Today is the last day of February, and across campus the World's Luckiest Kids are griping with a superhuman zeal. Midterms are approaching, the need to show leadership in extracurriculars is growing, and judging by that smell, a giant baby has spit up in your common room (or maybe that's just my common room). We Harvard students live in a tourist attraction with movie stars and geniuses; we're recognized on all continents as the crme of the brulee, the syrup on the pancakes of greatness. Yet most of us complain like vegans at a barbecue cook-off.
Scientists for many years refused to believe it: Students who, in high school, worked like Harvard was Salvation with sweatshirts couldn't possibly complain once they got there (except, ahem, about the Senior Gift). Lately, though, researchers have admitted it does happen, "But it's like doing Buns of Steel for four years and then sticking your head up your finely-tuned ass."
The problem is perspective. Spend three months as a Harvard student and you've got less real-world perspective than Michael Jackson Jr. (or, as he is affectionately known around the Jackson house, "Not the Monkey"). Of course, your cocky perspective from high school wasn't right either. Only Harvard students keep the same career goal, "quarterback/poet/sorcerer/King of Illinois" from first through twelfth grade. But it changed for the worse during your first year in Cambridge.

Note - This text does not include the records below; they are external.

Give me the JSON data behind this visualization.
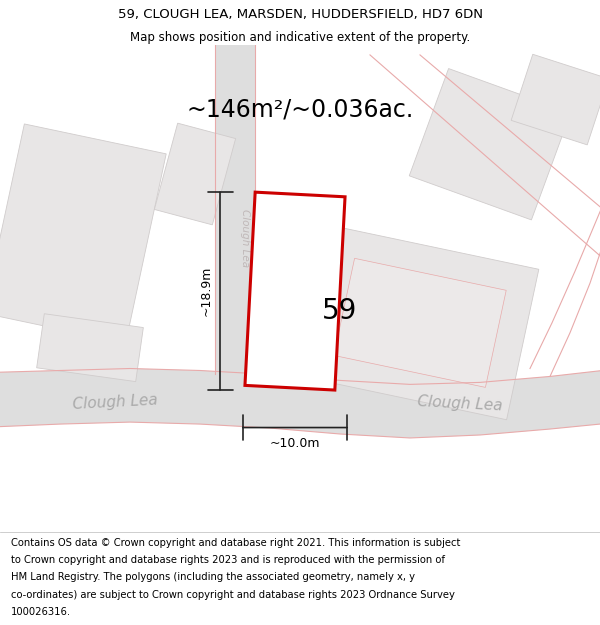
{
  "title_line1": "59, CLOUGH LEA, MARSDEN, HUDDERSFIELD, HD7 6DN",
  "title_line2": "Map shows position and indicative extent of the property.",
  "area_text": "~146m²/~0.036ac.",
  "property_number": "59",
  "dim_height": "~18.9m",
  "dim_width": "~10.0m",
  "bg_color": "#f7f6f6",
  "road_fill": "#dedede",
  "road_edge": "#cccccc",
  "building_fill": "#e8e6e6",
  "building_edge": "#d0cccc",
  "property_fill": "#ffffff",
  "property_edge": "#cc0000",
  "faint_line": "#e8aaaa",
  "dim_color": "#222222",
  "road_label_color": "#aaaaaa",
  "title_fontsize": 9.5,
  "subtitle_fontsize": 8.5,
  "area_fontsize": 17,
  "number_fontsize": 20,
  "dim_fontsize": 9,
  "road_label_fontsize": 11,
  "vert_label_fontsize": 7.5,
  "footer_fontsize": 7.2,
  "footer_lines": [
    "Contains OS data © Crown copyright and database right 2021. This information is subject",
    "to Crown copyright and database rights 2023 and is reproduced with the permission of",
    "HM Land Registry. The polygons (including the associated geometry, namely x, y",
    "co-ordinates) are subject to Crown copyright and database rights 2023 Ordnance Survey",
    "100026316."
  ]
}
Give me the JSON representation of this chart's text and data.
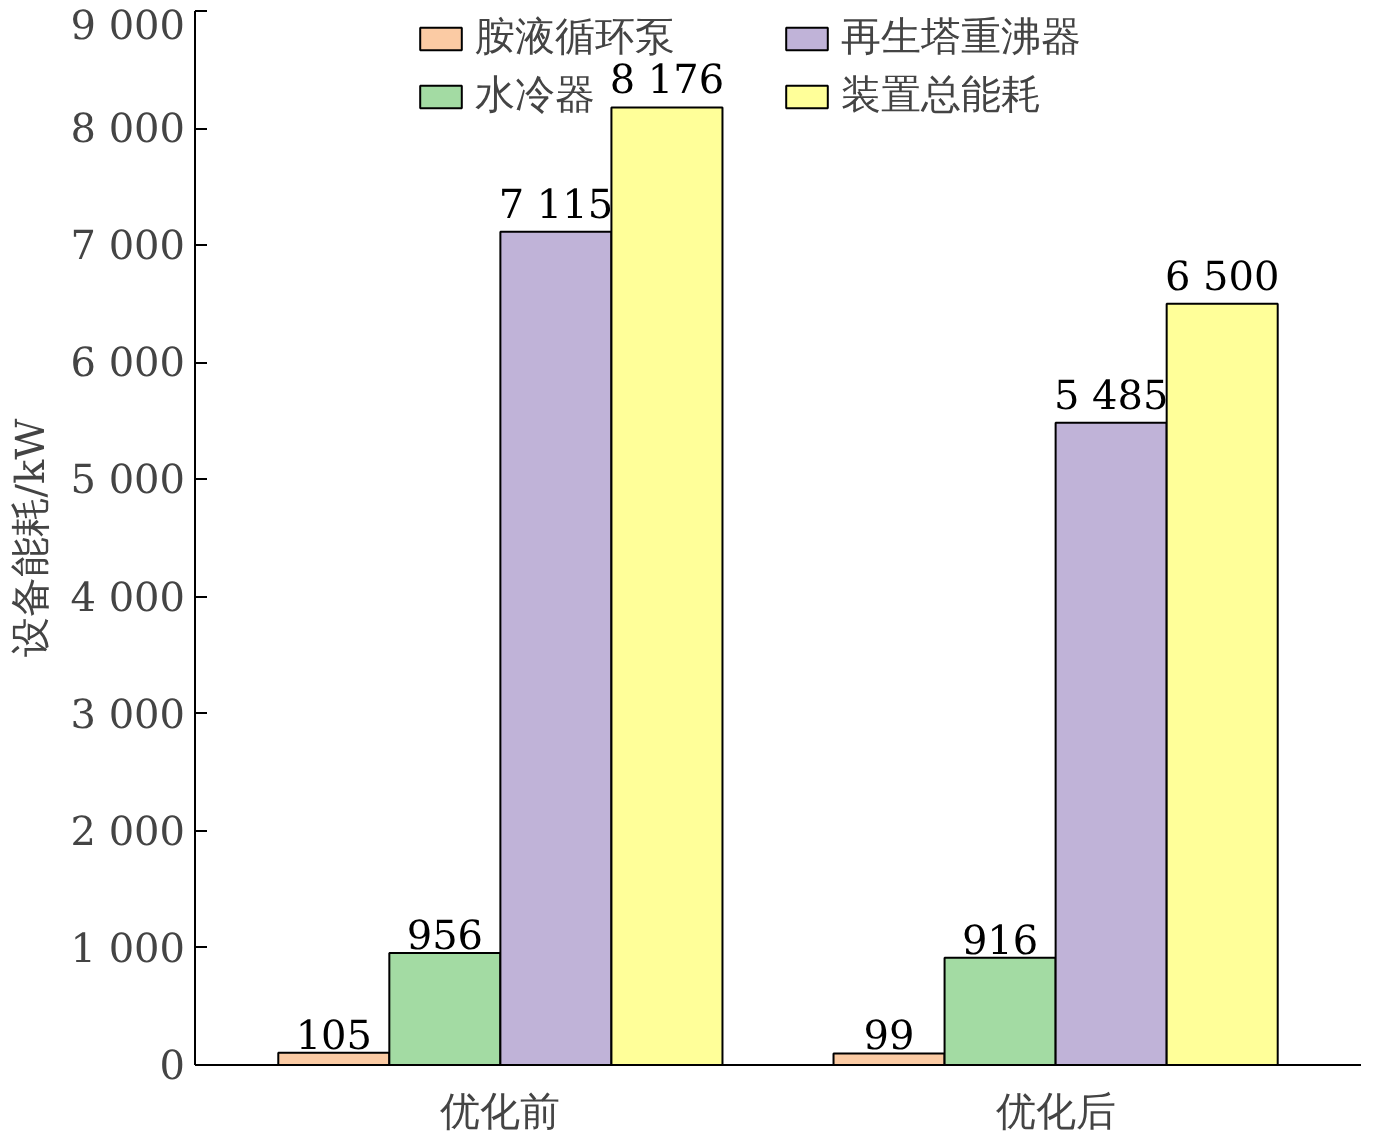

Get an A- on the midterm, and your roommate gets an A. Become treasurer of a club? A kid in Matthews is president of Tufts University. And it never gets better. Thesis writers are constantly reminded that their work could never be as good as the thesis of Henry A. Kissinger '50. His was 350 pages long, written in his own blood and "interpreted" by a troupe of dancing lizards he trained himself. Could you top that? Not likely. And so we stress and complain like mad. Sometimes, to see the glum, hopeless looks across this campus, you'd think the North Face factory had burned down (ba dum bum).
How can we fix this problem? There's a simple solution: the Harvard Corps. For one semester out of their eight, Harvard students would be forced to leave Cambridge and travel to far-off parts of the United States to do community service. The rest of this column might possibly be funny, but it's not a joke.
Corps participants would be divided into small groups (so they wouldn't only talk to each other), and sent to work in places where summa is a prepositional phrase ("the summa two and four is six") and the people are still happy and normal. The students could tutor, babysit, paint houses, sack groceries or wait tables; whatever needs doing and isn't getting done. The Harvard Corp's tasks might not be exactly like the Peace Corps. For instance, a village well dug by VES concentrators might periodically shoot out flame and speak in the voice of John Lennon, making village life difficult. But the idea is basically the same. Just like playing third base for the Chicago Cubs, there will be no opportunities to "win" or satisfy the need to "beat" other people or groups. The aim is service and not success.
What Harvard students will get out of the program is a realization that Ivy League degrees are as rare in this world as atlases in the George W. Bush household. Millions of people would give literally anything to get their kids into a school like Harvard, and millions more simple admire it as another, brighter world. Knowing them and what they think of the opportunity you've got, it'll be a lot harder to whine about Group II. Out in the Real World, you'll hear what someone should have told you since your first day in the Yard: you've already made it. So work hard, but for the love of Henry A. Kissinger '50, don't whine about it.
I doubt Harvard would ever do anything like this--its general attitude seems to be that innovative student-life programs are for weak sissy colleges. Mandate a semester off and you might as well change the school colors to yellow and granola. The official excuse would probably be that students need all 32 half-courses to really complete a Harvard education. Really. I seriously doubt that you'll even remember what you learned in Literature and Arts B-57, "Leonardo da Vinci Meets Leonardo di Caprio" two years later--in its place will be jokes you got over e-mail and "Dawson's Creek" plotlines. The Harvard Corps experience would last a lifetime.